Notes on Winter's Iron Door
It’s spring and “the sky / has shut its iron door // and bolted clouds / to the back of the moon.” John Yau didn’t write these words specifically about winter, but I think of them each year when the eternal run of saggy slate-coloured clouds, hanging low enough to almost touch, are replaced by skies either thinly blue or wildly starry. I suspect even those with Wallace Stevens’ “mind of winter” are secretly relieved upon spotting those first crocuses “almost holding their own” in the April wind like Thomas Hornsby Ferril’s treadmill of swallows.
But we are also aware that these days are a period of reconciliation with winter losses, both large and small. Behind our house, a beautiful spruce that used to have deep green-black needles the colour of Nantucket shutters could not hold its own against screaming onshore winds for days on end. Now this beauty leans at a 45-degree angle, half its roots in soil and half in air. I like to believe its arboreal family is sitting bedside, offering silent encouragement—and permission—to go. Now the greenery is beginning to yellow. The first signs of acceptance and, I like to think, relief.

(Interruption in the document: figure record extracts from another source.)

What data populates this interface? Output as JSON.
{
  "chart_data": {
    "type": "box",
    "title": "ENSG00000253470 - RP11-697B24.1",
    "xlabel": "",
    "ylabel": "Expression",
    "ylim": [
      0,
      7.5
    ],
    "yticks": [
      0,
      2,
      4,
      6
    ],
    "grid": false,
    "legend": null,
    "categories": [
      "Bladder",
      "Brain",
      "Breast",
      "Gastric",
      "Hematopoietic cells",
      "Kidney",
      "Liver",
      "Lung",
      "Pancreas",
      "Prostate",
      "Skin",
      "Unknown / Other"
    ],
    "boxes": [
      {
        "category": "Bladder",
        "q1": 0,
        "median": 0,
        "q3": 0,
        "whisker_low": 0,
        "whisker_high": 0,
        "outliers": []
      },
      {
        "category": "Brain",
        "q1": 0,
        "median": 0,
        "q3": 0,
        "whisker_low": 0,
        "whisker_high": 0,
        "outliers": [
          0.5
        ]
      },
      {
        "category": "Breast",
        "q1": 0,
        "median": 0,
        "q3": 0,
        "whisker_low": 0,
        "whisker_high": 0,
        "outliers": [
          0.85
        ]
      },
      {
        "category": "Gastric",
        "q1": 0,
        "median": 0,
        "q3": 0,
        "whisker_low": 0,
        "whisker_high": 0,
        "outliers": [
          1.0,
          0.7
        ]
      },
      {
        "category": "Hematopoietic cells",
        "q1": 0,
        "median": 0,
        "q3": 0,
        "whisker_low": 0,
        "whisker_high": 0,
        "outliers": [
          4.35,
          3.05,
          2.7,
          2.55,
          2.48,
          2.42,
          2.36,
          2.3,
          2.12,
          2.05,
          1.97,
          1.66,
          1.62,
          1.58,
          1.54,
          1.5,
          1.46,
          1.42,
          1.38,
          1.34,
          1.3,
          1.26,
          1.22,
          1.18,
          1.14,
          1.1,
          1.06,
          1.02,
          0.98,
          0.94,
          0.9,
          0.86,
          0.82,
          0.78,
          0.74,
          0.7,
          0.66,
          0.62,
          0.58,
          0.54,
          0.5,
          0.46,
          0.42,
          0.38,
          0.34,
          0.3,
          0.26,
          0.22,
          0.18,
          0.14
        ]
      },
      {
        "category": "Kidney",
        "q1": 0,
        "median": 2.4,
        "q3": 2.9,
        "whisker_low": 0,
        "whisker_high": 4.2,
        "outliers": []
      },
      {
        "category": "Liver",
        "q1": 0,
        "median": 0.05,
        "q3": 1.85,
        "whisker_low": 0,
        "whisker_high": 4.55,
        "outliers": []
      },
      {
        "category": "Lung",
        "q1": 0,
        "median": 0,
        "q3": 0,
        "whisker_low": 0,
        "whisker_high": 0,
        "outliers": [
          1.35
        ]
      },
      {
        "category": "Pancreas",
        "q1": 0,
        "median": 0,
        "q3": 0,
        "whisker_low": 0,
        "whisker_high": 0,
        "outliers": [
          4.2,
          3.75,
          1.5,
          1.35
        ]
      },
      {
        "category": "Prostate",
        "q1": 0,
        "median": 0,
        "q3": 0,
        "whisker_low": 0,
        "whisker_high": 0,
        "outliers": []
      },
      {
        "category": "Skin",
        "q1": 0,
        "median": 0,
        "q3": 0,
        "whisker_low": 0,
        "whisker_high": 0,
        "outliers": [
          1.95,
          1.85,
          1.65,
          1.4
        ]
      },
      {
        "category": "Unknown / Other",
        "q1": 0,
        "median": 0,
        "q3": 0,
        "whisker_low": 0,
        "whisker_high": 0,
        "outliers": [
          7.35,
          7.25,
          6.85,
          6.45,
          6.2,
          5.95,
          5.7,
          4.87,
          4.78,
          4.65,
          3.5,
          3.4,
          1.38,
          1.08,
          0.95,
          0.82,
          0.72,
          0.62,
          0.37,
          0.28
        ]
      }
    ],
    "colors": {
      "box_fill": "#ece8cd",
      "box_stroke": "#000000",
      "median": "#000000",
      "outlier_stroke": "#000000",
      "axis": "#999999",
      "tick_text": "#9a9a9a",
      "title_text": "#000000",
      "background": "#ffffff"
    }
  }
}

And then there were deaths in our small circle this winter. Towering personalities who each lived rich lives filled with curiosity, creativity, warmth, and generosity are with us now only in memory. In other years, I imagine they were always the first to point out, with sharp-eyed jubilance, the first solitary crocus or the spade-shaped tip of a first tulip. There isn’t much to say, is there? Maybe a nod of the head suffices.

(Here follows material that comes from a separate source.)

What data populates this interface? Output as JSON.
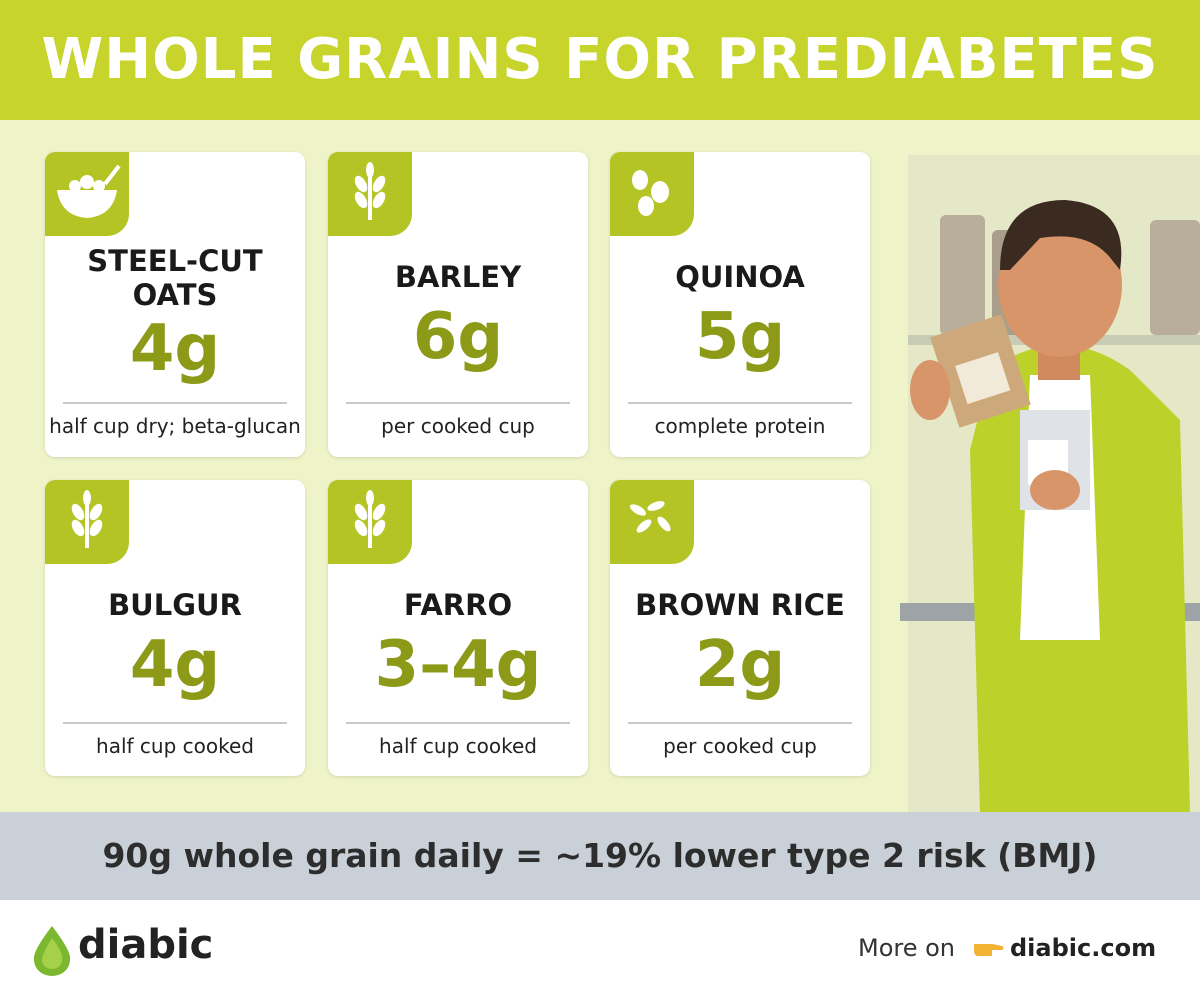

The greenhouses are packed with seedlings. Not an inch to spare. We stomp the mud off our boots while keeping the past in our pockets.
It has ever been thus.
Remembering John Davis and Nan Kleins
On this farm, of course, the onset of spring brings the chaos of seed inventory, orders, and starting. And mud, of course. With my patience as thin as the blue of these new spring skies, I’m learning to let the clumps of mud dry on the floor before sweeping the whole mess up. During these transitional days, the prospect of renewal adds a little pep, fueled by the warmth of the sun, to our step and eases the way for a readier smile.